Asked whether he speaks about Albania, Vajgl said:”I think of the Albanians in whom it is difficult to determine who represents authentic Albanian political and social structure, and who can be directed into the framework of the idea of which no one wants to speak about, but it is there. The idea of a ‘Greater Albania'”.
He recalled that the Albanian Prime Minister Edi Rama threatens Macedonia with veto on NATO membership.
The situation, says Vajgl, is complicated and that is why the incident in Kumanovo can be explained only by an independent investigation.
He noted, however, that there are a lot of indications for an assumption that clashes in Kumanovo have links to radical Islamism.

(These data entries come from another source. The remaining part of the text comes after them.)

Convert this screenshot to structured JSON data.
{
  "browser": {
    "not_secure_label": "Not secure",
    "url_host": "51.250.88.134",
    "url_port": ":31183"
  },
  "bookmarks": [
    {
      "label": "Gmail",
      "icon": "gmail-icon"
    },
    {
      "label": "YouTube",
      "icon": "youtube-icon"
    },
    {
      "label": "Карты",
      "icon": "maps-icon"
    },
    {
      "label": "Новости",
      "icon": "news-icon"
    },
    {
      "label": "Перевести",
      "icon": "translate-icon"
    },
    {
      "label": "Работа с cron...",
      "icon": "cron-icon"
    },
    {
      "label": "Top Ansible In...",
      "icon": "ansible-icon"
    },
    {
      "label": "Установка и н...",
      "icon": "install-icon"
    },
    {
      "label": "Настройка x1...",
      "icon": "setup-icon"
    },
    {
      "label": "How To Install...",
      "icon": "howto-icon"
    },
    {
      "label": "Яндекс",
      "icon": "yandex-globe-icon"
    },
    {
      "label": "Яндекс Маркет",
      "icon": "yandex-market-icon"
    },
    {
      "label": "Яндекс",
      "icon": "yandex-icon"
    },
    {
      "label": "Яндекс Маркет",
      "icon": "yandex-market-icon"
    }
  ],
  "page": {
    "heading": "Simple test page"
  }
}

“Some of those people who participated in clashes in Kumanovo in – obviously – very professional terrorist action, fought in Syria and Iraq. They know with what idea they came to Kumanovo. And it is jihad and spreading radical Islam to the European continent. There may be other motives – a Greater Albania or connection to domestic political scene, although it is difficult to believe that anyone is willing to take responsibility for the deaths of eight police officers,” he said.
It seems, he says, that because of Kumanovo European institutions realized that the situation is extremely dangerous, that it can be manipulated from outside and that it can turn into a regional conflict.
“I have never excluded it and I believe that the guarantee for the stability of the region is only a membership in the EU and probably NATO although I have reservations about NATO as a global policeman,” he said.
To the remark that he is not referring to Macedonia as a former Yugoslav Republic, Vajgl says that it is “absurd denomination”.
“By that logic I could say that I come from former Yugoslav republic Slovenia or the former Austro-Hungarian province of Kranjska. It is completely absurd and irrational that Greece, who is asking us for support and understanding, shows so little solidarity for neighbors and lack of understanding for the fact that non-recognition of Macedonia creates a focal point of the crisis on their borders,” said Vajgl.
According to him, the name dispute is a bilateral dispute, as well as the demarcation of Croatia and Slovenia, which Slovenia used to block Croatia.
“I’ve never been in favor of having former Yugoslav republic blackamiling each other. My attitude was, both as the Minister of Foreign Affairs and President of the Board for Foreign Affairs, to have states resolve their conflicts before entering the EU, because these issues in some cases become weapons of nationalists. I already see on the horizon the following disputes: Croatia and Serbia, Croatia and BiH, BiH and Montenegro,” said Vajgl.